Karl Marx a vécu une existence bourgeoise (il n’a jamais occupé d’emploi régulier) et a épousé une aristocrate. Malgré ses incessantes difficultés financières, il parvenait à maintenir les apparences, en empruntant constamment de l’argent à des mécènes, au premier rang desquels figure Friedrich Engels, son éternel ami. Il a passé la majeure partie de sa vie à écrire mais a très peu publié de son vivant. Ce sont ses héritiers qui ont diffusé son œuvre, la modifiant souvent au passage. Curieusement, le triomphe de ses idées auprès de nombreux intellectuels et révolutionnaires est survenu avant même que ses écrits soient tous connus et traduits. Les premières versions complètes de ses livres ne datent que des années 1930, voire plus tard pour certains.

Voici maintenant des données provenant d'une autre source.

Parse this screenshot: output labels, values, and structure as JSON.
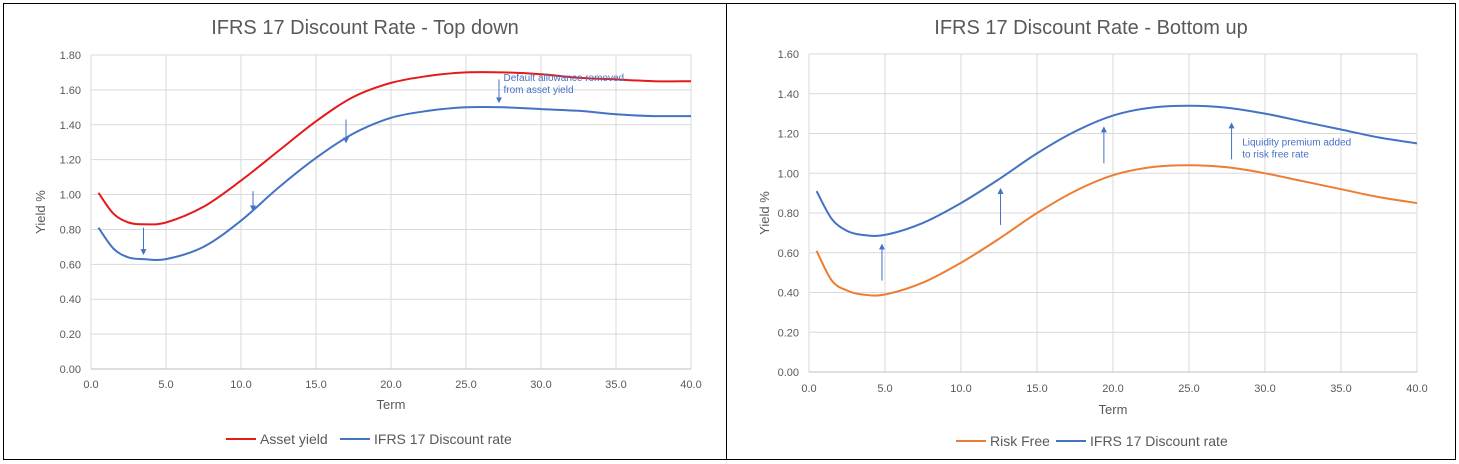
{
  "chart_data": [
    {
      "type": "line",
      "title": "IFRS 17 Discount Rate - Top down",
      "xlabel": "Term",
      "ylabel": "Yield %",
      "xlim": [
        0,
        40
      ],
      "ylim": [
        0,
        1.8
      ],
      "x_ticks": [
        "0.0",
        "5.0",
        "10.0",
        "15.0",
        "20.0",
        "25.0",
        "30.0",
        "35.0",
        "40.0"
      ],
      "y_ticks": [
        "0.00",
        "0.20",
        "0.40",
        "0.60",
        "0.80",
        "1.00",
        "1.20",
        "1.40",
        "1.60",
        "1.80"
      ],
      "grid": true,
      "legend_position": "bottom",
      "x": [
        0.5,
        1.5,
        2.5,
        3.5,
        5,
        7.5,
        10,
        12.5,
        15,
        17.5,
        20,
        22.5,
        25,
        27.5,
        30,
        32.5,
        35,
        37.5,
        40
      ],
      "series": [
        {
          "name": "Asset yield",
          "color": "#E41A1C",
          "values": [
            1.01,
            0.89,
            0.84,
            0.83,
            0.84,
            0.93,
            1.08,
            1.25,
            1.42,
            1.56,
            1.64,
            1.68,
            1.7,
            1.7,
            1.69,
            1.67,
            1.66,
            1.65,
            1.65
          ]
        },
        {
          "name": "IFRS 17 Discount rate",
          "color": "#4472C4",
          "values": [
            0.81,
            0.69,
            0.64,
            0.63,
            0.63,
            0.7,
            0.85,
            1.04,
            1.21,
            1.35,
            1.44,
            1.48,
            1.5,
            1.5,
            1.49,
            1.48,
            1.46,
            1.45,
            1.45
          ]
        }
      ],
      "annotations": [
        {
          "text_lines": [
            "Default allowance removed",
            "from asset yield"
          ],
          "x": 27.5,
          "y": 1.65
        }
      ],
      "arrows": {
        "direction": "down",
        "color": "#4472C4",
        "points": [
          {
            "x": 3.5,
            "y_from": 0.81,
            "y_to": 0.66
          },
          {
            "x": 10.8,
            "y_from": 1.02,
            "y_to": 0.91
          },
          {
            "x": 17.0,
            "y_from": 1.43,
            "y_to": 1.3
          },
          {
            "x": 27.2,
            "y_from": 1.66,
            "y_to": 1.53
          }
        ]
      }
    },
    {
      "type": "line",
      "title": "IFRS 17 Discount Rate - Bottom up",
      "xlabel": "Term",
      "ylabel": "Yield %",
      "xlim": [
        0,
        40
      ],
      "ylim": [
        0,
        1.6
      ],
      "x_ticks": [
        "0.0",
        "5.0",
        "10.0",
        "15.0",
        "20.0",
        "25.0",
        "30.0",
        "35.0",
        "40.0"
      ],
      "y_ticks": [
        "0.00",
        "0.20",
        "0.40",
        "0.60",
        "0.80",
        "1.00",
        "1.20",
        "1.40",
        "1.60"
      ],
      "grid": true,
      "legend_position": "bottom",
      "x": [
        0.5,
        1.5,
        2.5,
        3.5,
        5,
        7.5,
        10,
        12.5,
        15,
        17.5,
        20,
        22.5,
        25,
        27.5,
        30,
        32.5,
        35,
        37.5,
        40
      ],
      "series": [
        {
          "name": "Risk Free",
          "color": "#ED7D31",
          "values": [
            0.61,
            0.46,
            0.41,
            0.39,
            0.39,
            0.45,
            0.55,
            0.67,
            0.8,
            0.91,
            0.99,
            1.03,
            1.04,
            1.03,
            1.0,
            0.96,
            0.92,
            0.88,
            0.85
          ]
        },
        {
          "name": "IFRS 17 Discount rate",
          "color": "#4472C4",
          "values": [
            0.91,
            0.77,
            0.71,
            0.69,
            0.69,
            0.75,
            0.85,
            0.97,
            1.1,
            1.21,
            1.29,
            1.33,
            1.34,
            1.33,
            1.3,
            1.26,
            1.22,
            1.18,
            1.15
          ]
        }
      ],
      "annotations": [
        {
          "text_lines": [
            "Liquidity premium added",
            "to risk free rate"
          ],
          "x": 28.5,
          "y": 1.14
        }
      ],
      "arrows": {
        "direction": "up",
        "color": "#4472C4",
        "points": [
          {
            "x": 4.8,
            "y_from": 0.46,
            "y_to": 0.64
          },
          {
            "x": 12.6,
            "y_from": 0.74,
            "y_to": 0.92
          },
          {
            "x": 19.4,
            "y_from": 1.05,
            "y_to": 1.23
          },
          {
            "x": 27.8,
            "y_from": 1.07,
            "y_to": 1.25
          }
        ]
      }
    }
  ]
}
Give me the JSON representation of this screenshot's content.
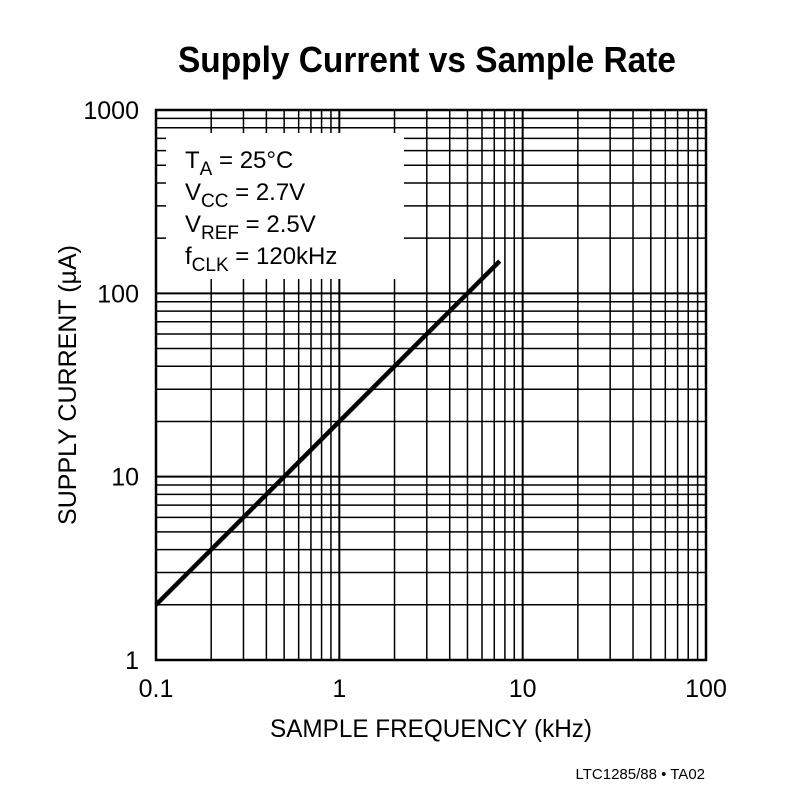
{
  "chart_data": {
    "type": "line",
    "title": "Supply Current vs Sample Rate",
    "x_label": "SAMPLE FREQUENCY (kHz)",
    "y_label": "SUPPLY CURRENT (µA)",
    "x": [
      0.1,
      7.5
    ],
    "series": [
      {
        "name": null,
        "color": "#000000",
        "values": [
          2,
          150
        ]
      }
    ],
    "x_log": true,
    "y_log": true,
    "xlim": [
      0.1,
      100
    ],
    "ylim": [
      1,
      1000
    ],
    "xticks": [
      0.1,
      1,
      10,
      100
    ],
    "yticks": [
      1,
      10,
      100,
      1000
    ],
    "grid": true,
    "minor_grid": true,
    "conditions": [
      {
        "symbol": "T",
        "subscript": "A",
        "value": " = 25°C"
      },
      {
        "symbol": "V",
        "subscript": "CC",
        "value": " = 2.7V"
      },
      {
        "symbol": "V",
        "subscript": "REF",
        "value": " = 2.5V"
      },
      {
        "symbol": "f",
        "subscript": "CLK",
        "value": " = 120kHz"
      }
    ],
    "footer": "LTC1285/88 • TA02"
  }
}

Comment expliquer cet engouement, alors que l’œuvre était inaccessible ? Par la récupération de ses principales idées, modulées et souvent travesties au passage, par ses héritiers, notamment Engels, mais aussi son gendre Paul Lafargue et les dirigeants du Parti social-démocrate allemand. Ce sont eux qui ont inventé le marxisme doctrinal et transformé Karl Marx en prophète, tel un Moïse de l’âge industriel. L’auteur du Capital faisait du doute sa principale vertu. Il retravaillait sans cesse ses textes, doutait systématiquement de ses conclusions et formulait toujours de nouvelles hypothèses. C’était un esprit angoissé, à des années-lumière de la caricature que ses successeurs ont fait de lui. Ceux-ci ont en outre camouflé tout ce qui pouvait abîmer l’image devenue lisse de l’économiste allemand. Des lettres où Marx se défoule sur ses adversaires, utilise un langage antisémite sans équivoque (il était lui-même fils d’un juif converti) ou emploie des grossièretés n’ont été publiées qu’après les années 1960. L’homme était devenu un mythe. Il n’était plus tout à fait comme nous. Ses héritiers spirituels l’ont divinisé.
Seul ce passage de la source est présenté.